По завершении «Спекторского» написано известное стихотворение «Борису Пильняку» («Другу»):
Иль я не знаю, что, в потемки тычась, Вовек не вышла б к свету темнота, И я - урод, и счастье сотен тысяч Не ближе мне пустого счастья ста?
И разве я не мерюсь пятилеткой,
Не падаю, не подымаюсь с ней?
Но как мне быть с моей грудною клеткой
И с тем, что всякой косности косней?
Напрасно в дни великого совета, Где высшей страсти отданы места, Оставлена вакансия поэта: Она опасна, если не пуста.
Здесь время, по-своему, тоже обгоняет человека и тоже восстает на него. Во имя «высшей страсти* оно обобщает и суммирует судьбы. В этой драматической коллизии цели и судьбы заключен для Пастернака один из узлов проблемы. Есть, по Пастернаку, «личная узость* человека и есть его «прикладная широта». Опасаясь второго («прикладной широты»), Пастернак оберегает первое, оберегает право человека на «индивидуальную повесть». Он не то что не боится обвинения в узости - он сам подчеркивает эту «узость», ибо общее («дни великого совета») для него тоже существует. Так и «узкий» финал «Спекторского» не снимает «шири» предшествующей, восьмой главы, но подтверждает драматический характер концепции в целом.
Однако (еще уточнение) «индивидуальная повесть» в стихотворении «Борису Пильняку» - это повесть поэта. Поэт, как всякий человек, есть историческая единица, но вместе с тем он для Пастернака и некое абсолютное лицо. Обогнать поэзию в этом смысле попросту невозможно (можно ли отменить?). Спекторского время «обгоняет» - не потому ли, что он не раскрывается отчетливо как художник?

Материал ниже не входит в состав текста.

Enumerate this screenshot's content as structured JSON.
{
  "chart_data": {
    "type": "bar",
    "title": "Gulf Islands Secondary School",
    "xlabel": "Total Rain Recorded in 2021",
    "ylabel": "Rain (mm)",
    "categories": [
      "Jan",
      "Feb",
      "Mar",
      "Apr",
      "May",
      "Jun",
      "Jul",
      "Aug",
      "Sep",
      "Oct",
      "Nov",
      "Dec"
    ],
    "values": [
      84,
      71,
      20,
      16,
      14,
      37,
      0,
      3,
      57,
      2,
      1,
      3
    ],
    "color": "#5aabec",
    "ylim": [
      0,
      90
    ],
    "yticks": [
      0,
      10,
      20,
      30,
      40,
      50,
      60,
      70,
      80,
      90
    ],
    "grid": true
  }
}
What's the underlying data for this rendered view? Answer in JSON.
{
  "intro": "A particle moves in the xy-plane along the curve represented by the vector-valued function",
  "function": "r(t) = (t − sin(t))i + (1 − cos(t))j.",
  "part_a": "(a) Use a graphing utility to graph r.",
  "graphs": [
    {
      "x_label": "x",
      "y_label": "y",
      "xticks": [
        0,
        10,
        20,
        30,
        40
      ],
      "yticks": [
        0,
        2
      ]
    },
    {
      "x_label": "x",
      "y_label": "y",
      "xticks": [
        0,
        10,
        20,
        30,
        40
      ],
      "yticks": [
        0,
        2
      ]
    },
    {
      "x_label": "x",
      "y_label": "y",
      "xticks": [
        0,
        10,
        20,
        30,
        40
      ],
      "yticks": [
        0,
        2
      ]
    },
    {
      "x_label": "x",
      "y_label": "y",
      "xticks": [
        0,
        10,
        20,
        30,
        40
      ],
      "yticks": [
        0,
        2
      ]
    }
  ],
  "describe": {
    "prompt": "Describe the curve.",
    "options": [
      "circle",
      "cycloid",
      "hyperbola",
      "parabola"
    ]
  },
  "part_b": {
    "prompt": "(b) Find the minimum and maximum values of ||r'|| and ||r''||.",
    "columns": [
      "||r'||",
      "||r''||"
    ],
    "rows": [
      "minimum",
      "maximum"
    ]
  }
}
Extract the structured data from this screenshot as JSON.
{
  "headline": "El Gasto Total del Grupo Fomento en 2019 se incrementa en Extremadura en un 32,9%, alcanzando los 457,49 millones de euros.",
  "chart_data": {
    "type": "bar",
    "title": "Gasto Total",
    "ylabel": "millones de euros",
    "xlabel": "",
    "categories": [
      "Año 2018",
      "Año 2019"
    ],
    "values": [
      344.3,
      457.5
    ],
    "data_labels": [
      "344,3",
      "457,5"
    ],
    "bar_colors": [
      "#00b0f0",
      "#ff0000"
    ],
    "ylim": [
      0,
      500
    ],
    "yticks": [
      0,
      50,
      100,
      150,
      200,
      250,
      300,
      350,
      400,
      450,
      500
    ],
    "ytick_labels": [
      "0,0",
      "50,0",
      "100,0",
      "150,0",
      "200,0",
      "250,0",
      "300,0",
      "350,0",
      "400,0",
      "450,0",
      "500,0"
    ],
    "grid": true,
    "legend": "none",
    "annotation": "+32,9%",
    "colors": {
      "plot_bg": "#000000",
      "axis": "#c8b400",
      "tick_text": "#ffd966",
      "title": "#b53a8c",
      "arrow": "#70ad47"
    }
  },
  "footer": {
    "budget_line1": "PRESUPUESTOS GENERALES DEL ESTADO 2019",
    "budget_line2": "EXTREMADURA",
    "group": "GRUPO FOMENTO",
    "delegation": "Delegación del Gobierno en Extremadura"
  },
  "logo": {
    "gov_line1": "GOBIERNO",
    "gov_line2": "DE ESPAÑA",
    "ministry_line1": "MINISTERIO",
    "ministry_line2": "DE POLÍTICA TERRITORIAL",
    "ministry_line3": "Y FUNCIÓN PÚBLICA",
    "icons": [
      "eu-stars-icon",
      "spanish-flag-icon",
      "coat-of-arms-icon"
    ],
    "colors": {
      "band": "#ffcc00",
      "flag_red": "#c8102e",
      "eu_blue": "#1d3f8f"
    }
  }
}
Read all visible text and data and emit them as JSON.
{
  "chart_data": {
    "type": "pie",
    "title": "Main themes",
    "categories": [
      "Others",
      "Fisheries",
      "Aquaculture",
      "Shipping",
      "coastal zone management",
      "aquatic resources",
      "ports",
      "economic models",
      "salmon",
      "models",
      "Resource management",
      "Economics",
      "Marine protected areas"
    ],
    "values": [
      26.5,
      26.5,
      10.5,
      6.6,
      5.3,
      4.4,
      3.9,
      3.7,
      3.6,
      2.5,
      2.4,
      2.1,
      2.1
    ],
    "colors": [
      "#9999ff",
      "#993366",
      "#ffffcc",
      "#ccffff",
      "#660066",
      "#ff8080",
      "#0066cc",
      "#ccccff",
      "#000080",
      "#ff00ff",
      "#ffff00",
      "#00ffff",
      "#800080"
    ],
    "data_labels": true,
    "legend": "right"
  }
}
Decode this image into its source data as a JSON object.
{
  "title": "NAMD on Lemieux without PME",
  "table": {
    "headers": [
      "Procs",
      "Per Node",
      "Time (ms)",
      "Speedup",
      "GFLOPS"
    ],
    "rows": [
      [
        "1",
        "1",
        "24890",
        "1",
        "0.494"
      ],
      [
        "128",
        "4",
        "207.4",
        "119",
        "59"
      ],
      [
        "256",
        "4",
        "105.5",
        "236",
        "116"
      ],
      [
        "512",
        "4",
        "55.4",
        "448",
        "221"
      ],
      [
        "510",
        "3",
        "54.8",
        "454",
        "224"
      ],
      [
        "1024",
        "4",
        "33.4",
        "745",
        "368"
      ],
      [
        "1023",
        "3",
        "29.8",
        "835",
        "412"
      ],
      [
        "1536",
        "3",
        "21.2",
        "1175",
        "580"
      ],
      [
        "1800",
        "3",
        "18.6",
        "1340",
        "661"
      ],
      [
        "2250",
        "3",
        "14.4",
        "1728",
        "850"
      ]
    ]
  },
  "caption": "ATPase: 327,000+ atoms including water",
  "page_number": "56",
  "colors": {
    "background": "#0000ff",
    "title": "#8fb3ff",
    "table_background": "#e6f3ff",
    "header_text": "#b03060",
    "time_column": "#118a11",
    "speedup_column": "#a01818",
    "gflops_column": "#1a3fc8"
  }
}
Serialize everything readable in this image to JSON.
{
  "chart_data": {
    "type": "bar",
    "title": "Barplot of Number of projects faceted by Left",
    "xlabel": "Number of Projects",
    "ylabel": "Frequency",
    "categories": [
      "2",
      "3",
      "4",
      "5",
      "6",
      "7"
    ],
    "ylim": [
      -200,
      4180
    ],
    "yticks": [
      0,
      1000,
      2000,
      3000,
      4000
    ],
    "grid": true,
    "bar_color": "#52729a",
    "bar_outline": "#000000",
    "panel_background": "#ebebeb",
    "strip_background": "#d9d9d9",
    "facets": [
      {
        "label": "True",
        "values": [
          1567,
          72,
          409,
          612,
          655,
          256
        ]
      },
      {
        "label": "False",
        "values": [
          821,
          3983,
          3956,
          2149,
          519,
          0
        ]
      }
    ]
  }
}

Сам Пастернак ставил «Спекторского» в ряд своих автобиографических произведений - в один ряд не только с «Повестью», но и с «Охранной грамотой», составившей его творческий отчет. Вообще говоря, он, начиная с 20-х годов, писал один характер, одну судьбу. Писал с разных концов, с разных точек зрения. Начиная писать параллельно со «Спекторским» «Повесть», Пастернак назвал ее вчерне «Революция» и надеялся в ней «фабуляторно разделаться со всем военно-)-военно-гражданским узлом, который в стихах было бы распутывать затруднительно» (письмо к П. Н. Медведеву от 28 января 1929 года). А получилось не так. Скорее именно «Спекторский» включил в себя «военно-гражданский узел» - пусть даже больше не как фабулу, а как проблему. Черты же творческой характеристики героя, в угоду идее исторической, или переданы Ильиной, или безжалостно вымарывались в окончательном тексте. Зато роман окружен массой произведений - не только прозой, но и лирикой, эти черты проясняющими. И читать «Спекторского» вне этого окружения значит многого в нем не понять.